SECOND MOYEN DE CASSATION
IL EST FAIT GRIEF à l'arrêt attaqué d'AVOIR condamné la société BRESSEREST à verser à M. I... la somme de 10 500 euros à titre d'indemnité forfaitaire pour travail dissimulé, avec intérêts au taux légal à compter du présent arrêt, outre une indemnité en application de l'article 700 du code de procédure civile
AUX MOTIFS QUE « 3.Sur le travail dissimulé :
L' article L. 8221-1 du code du travail prohibe le travail totalement ou partiellement dissimulé, et l'article L. 8221-5, 2° du même code dispose notamment qu'est réputé travail dissimulé par dissimulation d'emploi salarié, le fait pour un employeur de mentionner sur les bulletins de paie un nombre d'heures de travail inférieur à celui réellement accompli.

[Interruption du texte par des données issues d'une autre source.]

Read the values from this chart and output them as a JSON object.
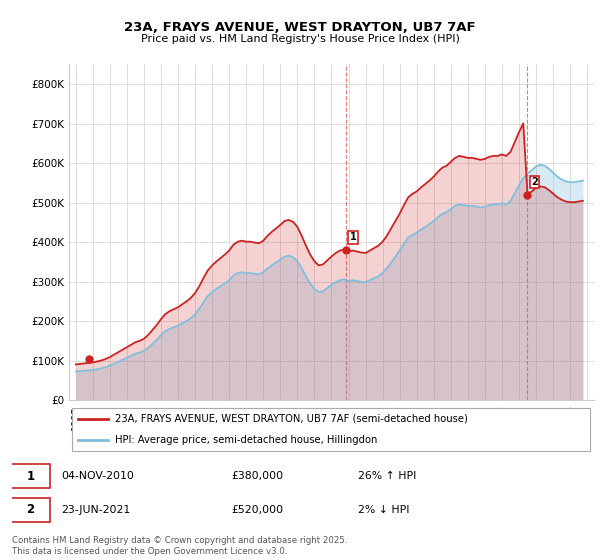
{
  "title": "23A, FRAYS AVENUE, WEST DRAYTON, UB7 7AF",
  "subtitle": "Price paid vs. HM Land Registry's House Price Index (HPI)",
  "legend_line1": "23A, FRAYS AVENUE, WEST DRAYTON, UB7 7AF (semi-detached house)",
  "legend_line2": "HPI: Average price, semi-detached house, Hillingdon",
  "footer": "Contains HM Land Registry data © Crown copyright and database right 2025.\nThis data is licensed under the Open Government Licence v3.0.",
  "annotation1_label": "1",
  "annotation1_date": "04-NOV-2010",
  "annotation1_price": "£380,000",
  "annotation1_hpi": "26% ↑ HPI",
  "annotation2_label": "2",
  "annotation2_date": "23-JUN-2021",
  "annotation2_price": "£520,000",
  "annotation2_hpi": "2% ↓ HPI",
  "hpi_color": "#7fbfdd",
  "price_color": "#cc2222",
  "vline_color": "#cc2222",
  "ylim": [
    0,
    850000
  ],
  "yticks": [
    0,
    100000,
    200000,
    300000,
    400000,
    500000,
    600000,
    700000,
    800000
  ],
  "ytick_labels": [
    "£0",
    "£100K",
    "£200K",
    "£300K",
    "£400K",
    "£500K",
    "£600K",
    "£700K",
    "£800K"
  ],
  "hpi_data_years": [
    1995.0,
    1995.25,
    1995.5,
    1995.75,
    1996.0,
    1996.25,
    1996.5,
    1996.75,
    1997.0,
    1997.25,
    1997.5,
    1997.75,
    1998.0,
    1998.25,
    1998.5,
    1998.75,
    1999.0,
    1999.25,
    1999.5,
    1999.75,
    2000.0,
    2000.25,
    2000.5,
    2000.75,
    2001.0,
    2001.25,
    2001.5,
    2001.75,
    2002.0,
    2002.25,
    2002.5,
    2002.75,
    2003.0,
    2003.25,
    2003.5,
    2003.75,
    2004.0,
    2004.25,
    2004.5,
    2004.75,
    2005.0,
    2005.25,
    2005.5,
    2005.75,
    2006.0,
    2006.25,
    2006.5,
    2006.75,
    2007.0,
    2007.25,
    2007.5,
    2007.75,
    2008.0,
    2008.25,
    2008.5,
    2008.75,
    2009.0,
    2009.25,
    2009.5,
    2009.75,
    2010.0,
    2010.25,
    2010.5,
    2010.75,
    2011.0,
    2011.25,
    2011.5,
    2011.75,
    2012.0,
    2012.25,
    2012.5,
    2012.75,
    2013.0,
    2013.25,
    2013.5,
    2013.75,
    2014.0,
    2014.25,
    2014.5,
    2014.75,
    2015.0,
    2015.25,
    2015.5,
    2015.75,
    2016.0,
    2016.25,
    2016.5,
    2016.75,
    2017.0,
    2017.25,
    2017.5,
    2017.75,
    2018.0,
    2018.25,
    2018.5,
    2018.75,
    2019.0,
    2019.25,
    2019.5,
    2019.75,
    2020.0,
    2020.25,
    2020.5,
    2020.75,
    2021.0,
    2021.25,
    2021.5,
    2021.75,
    2022.0,
    2022.25,
    2022.5,
    2022.75,
    2023.0,
    2023.25,
    2023.5,
    2023.75,
    2024.0,
    2024.25,
    2024.5,
    2024.75
  ],
  "hpi_data_values": [
    73000,
    74000,
    75000,
    76000,
    77000,
    79000,
    81000,
    84000,
    88000,
    93000,
    98000,
    103000,
    108000,
    113000,
    118000,
    121000,
    125000,
    133000,
    143000,
    153000,
    165000,
    175000,
    181000,
    185000,
    189000,
    195000,
    201000,
    208000,
    218000,
    232000,
    249000,
    264000,
    274000,
    282000,
    289000,
    296000,
    304000,
    316000,
    322000,
    324000,
    322000,
    322000,
    320000,
    319000,
    324000,
    334000,
    342000,
    349000,
    356000,
    364000,
    366000,
    362000,
    352000,
    334000,
    314000,
    296000,
    282000,
    274000,
    276000,
    284000,
    292000,
    299000,
    304000,
    306000,
    302000,
    304000,
    302000,
    300000,
    299000,
    304000,
    309000,
    314000,
    322000,
    334000,
    349000,
    364000,
    379000,
    396000,
    412000,
    419000,
    424000,
    432000,
    439000,
    446000,
    454000,
    464000,
    472000,
    476000,
    484000,
    492000,
    496000,
    494000,
    492000,
    492000,
    490000,
    488000,
    490000,
    494000,
    496000,
    496000,
    499000,
    496000,
    504000,
    524000,
    544000,
    562000,
    574000,
    582000,
    592000,
    596000,
    594000,
    586000,
    576000,
    566000,
    559000,
    554000,
    552000,
    552000,
    554000,
    556000
  ],
  "sale1_year": 2010.83,
  "sale1_price": 380000,
  "sale2_year": 2021.47,
  "sale2_price": 520000,
  "sale0_year": 1995.75,
  "sale0_price": 104000
}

Aux termes de l'article L.8223-1 du code du travail , le salarié auquel l'employeur a recours en commettant les faits prévus à l'article L.8221-5 précité a droit, en cas de rupture de la relation de travail, à une indemnité forfaitaire égale à six mois de salaire
Toutefois, la dissimulation d'emploi salarié prévue par ces textes et ouvrant droit à indemnité forfaitaire n'est caractérisée que s'il est établi que l'employeur a agi de manière intentionnelle.

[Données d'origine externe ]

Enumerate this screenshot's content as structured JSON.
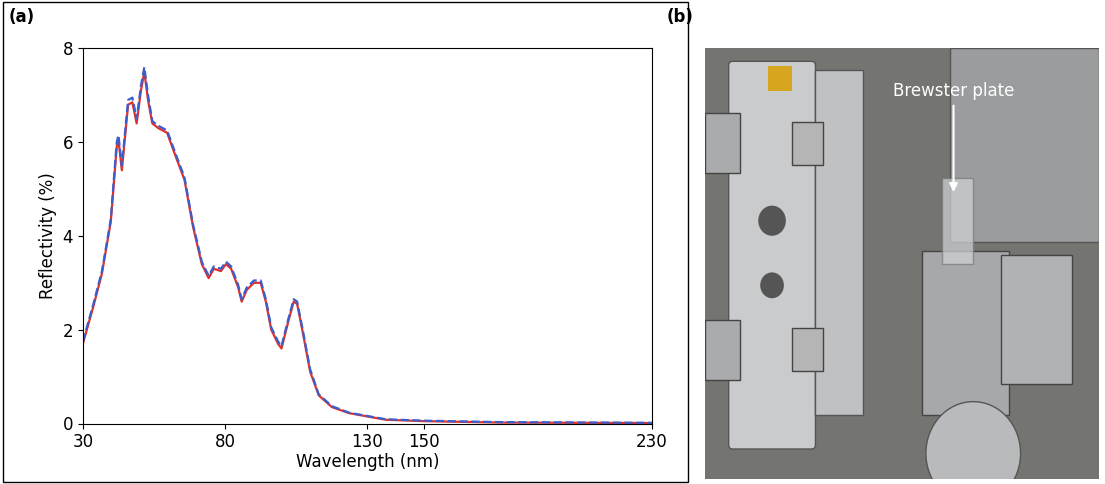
{
  "chart_data": {
    "type": "line",
    "panel_label": "(a)",
    "x_label": "Wavelength (nm)",
    "y_label": "Reflectivity (%)",
    "x": [
      30,
      33.7,
      36.7,
      39.8,
      41.9,
      42.5,
      43.7,
      45.9,
      47.4,
      48.9,
      50.4,
      51.6,
      52.9,
      54.4,
      56.5,
      59.6,
      62.6,
      65.7,
      68.7,
      71.8,
      74.2,
      76.0,
      78.5,
      80.3,
      82.1,
      84.6,
      85.8,
      87.6,
      90.1,
      92.5,
      94.3,
      96.2,
      98.6,
      99.8,
      102.3,
      104.1,
      105.3,
      107.1,
      109.9,
      112.9,
      117.5,
      123.6,
      130,
      136.5,
      150,
      176.7,
      230
    ],
    "series": [
      {
        "color": "#e0302c",
        "line_style": "solid",
        "values": [
          1.7,
          2.5,
          3.2,
          4.3,
          5.9,
          6.05,
          5.4,
          6.8,
          6.85,
          6.4,
          7.1,
          7.5,
          6.9,
          6.4,
          6.3,
          6.2,
          5.7,
          5.2,
          4.2,
          3.4,
          3.1,
          3.3,
          3.25,
          3.4,
          3.3,
          2.9,
          2.6,
          2.85,
          3.0,
          3.0,
          2.6,
          2.0,
          1.7,
          1.6,
          2.2,
          2.6,
          2.55,
          2.0,
          1.1,
          0.6,
          0.35,
          0.22,
          0.15,
          0.08,
          0.05,
          0.02,
          0.01
        ]
      },
      {
        "color": "#3a5fcd",
        "line_style": "dashed",
        "values": [
          1.75,
          2.55,
          3.25,
          4.35,
          6.0,
          6.15,
          5.5,
          6.9,
          6.95,
          6.5,
          7.2,
          7.6,
          7.0,
          6.45,
          6.35,
          6.25,
          5.75,
          5.25,
          4.25,
          3.45,
          3.15,
          3.35,
          3.3,
          3.45,
          3.35,
          2.95,
          2.65,
          2.9,
          3.05,
          3.05,
          2.65,
          2.05,
          1.75,
          1.65,
          2.25,
          2.65,
          2.6,
          2.05,
          1.15,
          0.62,
          0.37,
          0.23,
          0.16,
          0.09,
          0.06,
          0.03,
          0.015
        ]
      }
    ],
    "xlim": [
      30,
      230
    ],
    "xticks": [
      30,
      80,
      130,
      150,
      230
    ],
    "ylim": [
      0,
      8
    ],
    "yticks": [
      0,
      2,
      4,
      6,
      8
    ],
    "grid": false
  },
  "photo": {
    "panel_label": "(b)",
    "annotation": "Brewster plate"
  }
}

En l'espèce, il résulte des pièces versées aux débats et en particulier des horaires et contraintes de planning imposés aux adjoints de direction du restaurant que la société BRESSEREST savait pertinemment que J... I... pendant la période litigieuse accomplissait de très nombreuses heures supplémentaires, heures qu'elle s'est délibérément abstenue de lui régler et de mentionner sur ses bulletins de salaire.
L'employeur sera donc condamné à payer à J... I... l'indemnité forfaitaire pour travail dissimulé prévue par le texte précité, qui s'élève à 6 mois de salaire brut.
Le salaire brut de J... I... était depuis janvier 2013 fixé à 2040 € par mois outre 100 € par mois de prime d'encadrement, si bien qu'il sera ici fait droit à la demande en paiement de la somme de 10'500 € formulée de ce chef par l'intéressé »
ALORS QUE la cassation à intervenir du chef de dispositif de l'arrêt ayant condamné la société Bresserest à verser à M. Z... un rappel de salaire pour heures supplémentaires entrainera la cassation par voie de conséquence de ce chef de dispositif en application de l'article 624 du code de procédure civile.